Social media for May 2021 elections
Social media is a great way to spread the word about the campaigning you’re doing around the mayoral, council or Senedd elections in May 2021. We’ll be providing some template resources for you to update and share on social media, so keep an eye on your emails, Slack and the elections webpage for updates.
In the meantime, here are some of our top tips:
- Build interest ahead of the elections. It’s important to post regularly in the months leading up to May so that your audience is already engaged by the time the election activity kicks off. Try to post every day, reply to all comments, and start building conversations with your audience about the upcoming elections.

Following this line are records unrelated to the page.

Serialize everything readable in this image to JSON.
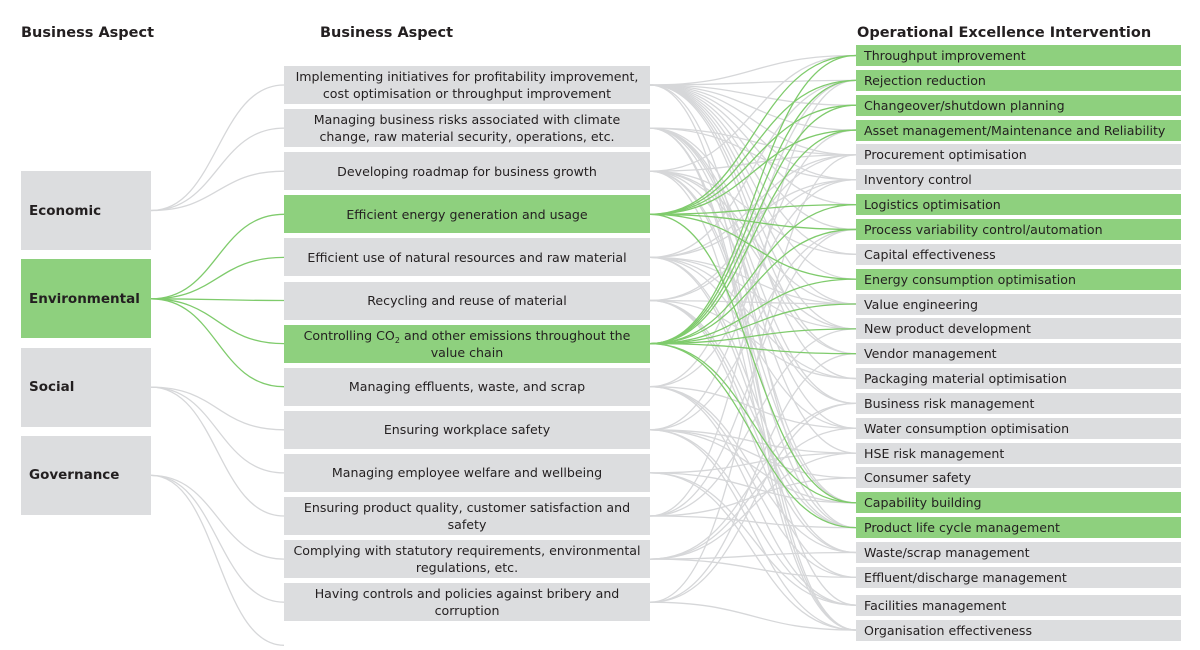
{
  "headers": {
    "left": "Business Aspect",
    "middle": "Business Aspect",
    "right": "Operational Excellence Intervention"
  },
  "colors": {
    "highlight": "#8ed07e",
    "box": "#dcdddf",
    "link_gray": "#d6d7d9",
    "link_green": "#7fcb6c"
  },
  "pillars": [
    {
      "label": "Economic",
      "highlighted": false,
      "links": [
        0,
        1,
        2
      ]
    },
    {
      "label": "Environmental",
      "highlighted": true,
      "links": [
        3,
        4,
        5,
        6,
        7
      ]
    },
    {
      "label": "Social",
      "highlighted": false,
      "links": [
        8,
        9,
        10
      ]
    },
    {
      "label": "Governance",
      "highlighted": false,
      "links": [
        11,
        12,
        13
      ]
    }
  ],
  "aspects": [
    {
      "label": "Implementing initiatives for profitability improvement, cost optimisation or throughput improvement",
      "highlighted": false
    },
    {
      "label": "Managing business risks associated with climate change, raw material security, operations, etc.",
      "highlighted": false
    },
    {
      "label": "Developing roadmap for business growth",
      "highlighted": false
    },
    {
      "label": "Efficient energy generation and usage",
      "highlighted": true
    },
    {
      "label": "Efficient use of natural resources and raw material",
      "highlighted": false
    },
    {
      "label": "Recycling and reuse of material",
      "highlighted": false
    },
    {
      "label": "Controlling CO",
      "label_sub": "2",
      "label_rest": " and other emissions throughout the value chain",
      "highlighted": true
    },
    {
      "label": "Managing effluents, waste, and scrap",
      "highlighted": false
    },
    {
      "label": "Ensuring workplace safety",
      "highlighted": false
    },
    {
      "label": "Managing employee welfare and wellbeing",
      "highlighted": false
    },
    {
      "label": "Ensuring product quality, customer satisfaction and safety",
      "highlighted": false
    },
    {
      "label": "Complying with statutory requirements, environmental regulations, etc.",
      "highlighted": false
    },
    {
      "label": "Having controls and policies against bribery and corruption",
      "highlighted": false
    }
  ],
  "interventions": [
    {
      "label": "Throughput improvement",
      "highlighted": true
    },
    {
      "label": "Rejection reduction",
      "highlighted": true
    },
    {
      "label": "Changeover/shutdown planning",
      "highlighted": true
    },
    {
      "label": "Asset management/Maintenance and Reliability",
      "highlighted": true
    },
    {
      "label": "Procurement optimisation",
      "highlighted": false
    },
    {
      "label": "Inventory control",
      "highlighted": false
    },
    {
      "label": "Logistics optimisation",
      "highlighted": true
    },
    {
      "label": "Process variability control/automation",
      "highlighted": true
    },
    {
      "label": "Capital effectiveness",
      "highlighted": false
    },
    {
      "label": "Energy consumption optimisation",
      "highlighted": true
    },
    {
      "label": "Value engineering",
      "highlighted": false
    },
    {
      "label": "New product development",
      "highlighted": false
    },
    {
      "label": "Vendor management",
      "highlighted": false
    },
    {
      "label": "Packaging material optimisation",
      "highlighted": false
    },
    {
      "label": "Business risk management",
      "highlighted": false
    },
    {
      "label": "Water consumption optimisation",
      "highlighted": false
    },
    {
      "label": "HSE risk management",
      "highlighted": false
    },
    {
      "label": "Consumer safety",
      "highlighted": false
    },
    {
      "label": "Capability building",
      "highlighted": true
    },
    {
      "label": "Product life cycle management",
      "highlighted": true
    },
    {
      "label": "Waste/scrap management",
      "highlighted": false
    },
    {
      "label": "Effluent/discharge management",
      "highlighted": false
    },
    {
      "label": "Facilities management",
      "highlighted": false
    },
    {
      "label": "Organisation effectiveness",
      "highlighted": false
    }
  ],
  "aspect_links": [
    [
      0,
      1,
      2,
      3,
      4,
      5,
      6,
      7,
      8,
      9,
      10,
      11,
      12,
      13,
      19,
      23
    ],
    [
      4,
      5,
      12,
      14,
      15,
      16,
      18,
      22,
      23
    ],
    [
      0,
      4,
      8,
      10,
      11,
      14,
      18,
      19,
      23
    ],
    [
      0,
      1,
      2,
      3,
      6,
      7,
      9,
      18
    ],
    [
      1,
      4,
      5,
      10,
      11,
      13,
      15,
      19,
      20
    ],
    [
      4,
      5,
      10,
      13,
      19,
      20,
      21
    ],
    [
      0,
      1,
      2,
      3,
      6,
      7,
      9,
      10,
      11,
      12,
      18,
      19
    ],
    [
      1,
      5,
      15,
      20,
      21,
      22
    ],
    [
      3,
      7,
      16,
      17,
      18,
      22,
      23
    ],
    [
      16,
      18,
      22,
      23
    ],
    [
      1,
      7,
      11,
      17,
      19
    ],
    [
      14,
      15,
      16,
      20,
      21
    ],
    [
      4,
      12,
      14,
      23
    ]
  ]
}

- Explain why the election is important. In the run up to the elections it’s also important to make sure your audience is informed, understands the election process and why this election is important. To help aid understanding, you could share a link to an article explaining the election process.
- Use social media to share commitments you’ve got from candidates. If a candidate commits to a pledge during your meeting, why not share it? Even better if you have a photo of the candidate holding up the pledge on a placard. Make sure you tag the candidate in your post if they’re on social media and use #TakeClimateAction
- Get the word out about your hustings. If you're organising an online hustings, share the invite on your social media accounts. The more people you can get along to your online hustings, the better.
- Spread the word far and wide. Ask local organisations, businesses or news outlets to share your posts by DMing them (sending them a direct message on social media) or contacting them offline. You can also tag relevant local bodies and organisations in your images to get their attention.
- Encourage involvement. Encourage your followers to take part in your election campaign. For example, encourage them to Tweet at local candidates asking them to take the climate pledge.
- Share wins. It’s always great to share successes with your followers, so make sure to shout about any wins during or after the campaign.
With all your posts on social media, you want to ensure that you are sticking to our political impartiality rules, but this is particularly important during elections. Here are some things to consider and look out for:
- It’s totally fine (and encouraged) to share polls and facts that might be relevant to the election. But if, for example, you only share or retweet posts that show Conservatives in front, and from Conservative politicians, without ever sharing anything from a Labour politician, this could look like an endorsement to people reading your page.
- Don’t post anything celebrating or commiserating the result of the election, even once it’s over.
- If you hold an online hustings, don’t tweet about who “won” or whose policy you like the best.
- If you have a separate personal account where you tweet your opinion, that's fine, as long as you don’t write something like “leader of Climate Action Sheffield” in your bio – then people might see it as the view of the group as well.
The above guidance is particularly important to note if you're in Wales, as Senedd elections are regulated under the lobbying act.